# Why reptiles?



## CourtneyAndCarl (Oct 30, 2012)

I just got to thinking..

I have loved animals all my life. Dogs, birds, fish, you name it... except reptiles. They never seemed all too interesting to me. 

That was, until I happened to come across a half dead baby leopard gecko. Of course, of all reptiles, I really disliked the leopard gecko, the fat tail thing creeped me out. So here I was with this stupid gecko, that I felt compelled to save even though I pretty much hated the thing... I even tried to rehome him ten different times and then dropped out before it got too far because I realized I was pushing off a sickly, probably dying animal into the hands of some unknowing stranger... then he got better, and didn't die... but of course that was after he grew on me and it became utterly impossible for me to give up my baby.

And now, here I am, a tortoise, two frogs, and I still have that silly gecko. If it wasn't for my mother and her house rules I would probably have a few more rescued lizards and probably a couple other tortoises...

I still haven't been able to figure it out. What is so appealing about reptiles? They usually hate you and don't want your attention anymore than putting food in their enclosure, take a ton of work, and even more money. At least with dogs and cats they love you back.


----------



## wellington (Oct 30, 2012)

They are different, unique, and most people don't like them and that makes them even more irresistible. I have liked them for as long as I can remember. Used to catch any of them as a kid, I would let them go, after I played with them.


----------



## poison (Oct 30, 2012)

ive always had reptiles at least one in the house but what got me really into reptiles is when i went to a local pet store and saw my first mexican black king snake from there on i started researching and found all these different types of herps that i had to have lol.


----------



## Nerdling (Oct 30, 2012)

I think they're beautiful, like living art. I love to watch them move, and eat, and watch me! I think the biggest allure is that they speak a different language than that of mammals. Many mammals have similar ways of expressing affection, fear, etc, and sensing their environments (eyes, smell). Reptiles, on the other hand, have very different body language than mammals, and sense their environments in a totally unique way. It's fascinating!!


----------



## BodaTort1 (Oct 31, 2012)

I have had reptiles since I was a teenager when I got geckos, a lizard, turtle and an Iguana. I think I was drawn to them because nobody else in my family liked reptiles. I felt if I didn't take them in and love them maybe no one else would.
The same reason I only adopt adult Sullies with bad pyramiding and other issues today.


----------



## DesertGrandma (Oct 31, 2012)

I don't like snakes or lizards especially but have always been drawn to tortoises. They remind me of dinosaurs and the idea that they have survived longer really intrigues me. I guess I would say I have respect for them.


----------



## mattgrizzlybear (Nov 2, 2012)

The question should be why not?


----------



## lisa127 (Nov 16, 2012)

I think they are beautiful and interesting. And I get a lot of satisfaction out of recreating their habitats and giving them what they need. And I don't know. My box turtle and my leopard gecko don't hate me. Sometimes my blue tongued skink does and sometimes not. He's tempermental...lol.
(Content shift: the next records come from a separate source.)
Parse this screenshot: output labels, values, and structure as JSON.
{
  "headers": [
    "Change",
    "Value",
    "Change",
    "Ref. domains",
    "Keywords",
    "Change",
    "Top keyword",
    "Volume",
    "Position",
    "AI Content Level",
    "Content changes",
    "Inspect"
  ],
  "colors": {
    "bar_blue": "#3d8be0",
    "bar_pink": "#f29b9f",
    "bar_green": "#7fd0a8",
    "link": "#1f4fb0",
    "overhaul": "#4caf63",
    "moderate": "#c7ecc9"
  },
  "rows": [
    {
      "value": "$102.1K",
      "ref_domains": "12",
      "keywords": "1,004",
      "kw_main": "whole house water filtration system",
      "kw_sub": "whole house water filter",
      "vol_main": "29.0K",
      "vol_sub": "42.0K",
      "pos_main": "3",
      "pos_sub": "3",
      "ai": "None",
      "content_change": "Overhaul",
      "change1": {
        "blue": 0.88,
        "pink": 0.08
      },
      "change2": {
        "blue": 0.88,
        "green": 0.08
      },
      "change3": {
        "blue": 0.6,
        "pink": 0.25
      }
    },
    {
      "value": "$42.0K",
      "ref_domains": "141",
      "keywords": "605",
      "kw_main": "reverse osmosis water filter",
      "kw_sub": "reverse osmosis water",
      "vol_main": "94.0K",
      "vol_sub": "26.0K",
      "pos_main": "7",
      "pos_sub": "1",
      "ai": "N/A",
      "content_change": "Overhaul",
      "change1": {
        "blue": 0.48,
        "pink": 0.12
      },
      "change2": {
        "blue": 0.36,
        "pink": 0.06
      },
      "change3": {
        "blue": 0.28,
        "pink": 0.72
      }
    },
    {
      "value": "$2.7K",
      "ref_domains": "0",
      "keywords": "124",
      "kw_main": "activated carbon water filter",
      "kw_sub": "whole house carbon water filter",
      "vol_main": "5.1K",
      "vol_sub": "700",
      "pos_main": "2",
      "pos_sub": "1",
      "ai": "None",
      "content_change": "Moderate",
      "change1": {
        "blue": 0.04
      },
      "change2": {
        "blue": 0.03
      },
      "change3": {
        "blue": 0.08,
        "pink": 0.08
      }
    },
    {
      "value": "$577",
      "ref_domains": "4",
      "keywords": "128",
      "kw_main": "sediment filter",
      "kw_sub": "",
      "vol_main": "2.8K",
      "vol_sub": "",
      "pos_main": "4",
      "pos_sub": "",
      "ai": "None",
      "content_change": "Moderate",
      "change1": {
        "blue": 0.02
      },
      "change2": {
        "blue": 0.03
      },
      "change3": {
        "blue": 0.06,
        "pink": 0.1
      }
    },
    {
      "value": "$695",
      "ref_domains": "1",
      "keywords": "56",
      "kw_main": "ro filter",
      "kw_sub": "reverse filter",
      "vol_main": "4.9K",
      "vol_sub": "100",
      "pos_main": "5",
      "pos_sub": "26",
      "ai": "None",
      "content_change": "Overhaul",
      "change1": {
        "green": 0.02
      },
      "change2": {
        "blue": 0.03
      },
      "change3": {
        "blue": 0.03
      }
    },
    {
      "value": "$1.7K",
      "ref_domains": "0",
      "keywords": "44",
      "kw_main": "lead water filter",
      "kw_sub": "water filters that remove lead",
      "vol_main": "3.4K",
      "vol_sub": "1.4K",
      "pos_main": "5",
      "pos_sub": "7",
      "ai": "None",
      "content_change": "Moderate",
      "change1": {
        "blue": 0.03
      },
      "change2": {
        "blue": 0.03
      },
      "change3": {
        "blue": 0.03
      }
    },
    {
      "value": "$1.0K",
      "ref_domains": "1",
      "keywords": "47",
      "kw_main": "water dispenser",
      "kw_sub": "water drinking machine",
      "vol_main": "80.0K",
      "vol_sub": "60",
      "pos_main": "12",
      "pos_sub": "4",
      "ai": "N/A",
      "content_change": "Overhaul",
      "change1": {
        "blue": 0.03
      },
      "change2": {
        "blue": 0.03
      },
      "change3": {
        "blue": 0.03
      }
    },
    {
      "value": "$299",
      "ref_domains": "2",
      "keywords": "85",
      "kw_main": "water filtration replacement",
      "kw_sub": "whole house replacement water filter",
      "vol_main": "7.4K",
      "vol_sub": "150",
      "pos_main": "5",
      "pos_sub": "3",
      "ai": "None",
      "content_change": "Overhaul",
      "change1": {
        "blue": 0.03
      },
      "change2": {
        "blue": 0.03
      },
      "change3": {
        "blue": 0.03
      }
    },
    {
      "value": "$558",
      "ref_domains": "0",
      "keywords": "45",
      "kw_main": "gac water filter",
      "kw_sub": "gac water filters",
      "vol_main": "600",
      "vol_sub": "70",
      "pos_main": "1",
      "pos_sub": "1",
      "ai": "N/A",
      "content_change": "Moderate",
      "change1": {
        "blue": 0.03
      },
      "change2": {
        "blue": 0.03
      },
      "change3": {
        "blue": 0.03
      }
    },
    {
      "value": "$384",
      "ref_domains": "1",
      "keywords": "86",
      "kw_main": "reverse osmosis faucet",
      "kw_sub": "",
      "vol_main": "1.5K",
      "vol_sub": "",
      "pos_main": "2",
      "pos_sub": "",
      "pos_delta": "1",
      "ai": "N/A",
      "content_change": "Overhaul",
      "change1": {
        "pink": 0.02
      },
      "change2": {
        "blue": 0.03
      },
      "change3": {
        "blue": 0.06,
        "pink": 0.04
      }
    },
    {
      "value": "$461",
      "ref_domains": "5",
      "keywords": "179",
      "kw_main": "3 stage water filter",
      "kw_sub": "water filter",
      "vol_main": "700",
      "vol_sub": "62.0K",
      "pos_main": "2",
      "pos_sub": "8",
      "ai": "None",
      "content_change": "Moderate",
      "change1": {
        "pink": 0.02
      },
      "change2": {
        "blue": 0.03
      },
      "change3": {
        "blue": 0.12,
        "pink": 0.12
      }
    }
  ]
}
I will say though, my first love will always be dogs though. No doubt. I don't know....I can't live without dogs or reptiles.


----------



## Laura (Nov 16, 2012)

for me its the Dinosaur thing with the tortoises.. i think...HA!


----------



## StudentoftheReptile (Nov 16, 2012)

wellington said:


> They are different, unique, and most people don't like them and that makes them even more irresistible. I have liked them for as long as I can remember. Used to catch any of them as a kid, I would let them go, after I played with them.



Yep




Nerdling said:


> I think they're beautiful, like living art. I love to watch them move, and eat, and watch me! I think the biggest allure is that they speak a different language than that of mammals. Many mammals have similar ways of expressing affection, fear, etc, and sensing their environments (eyes, smell). Reptiles, on the other hand, have very different body language than mammals, and sense their environments in a totally unique way. It's fascinating!!



That, too.




mattgrizzlybear said:


> The question should be why not?



Ditto!


----------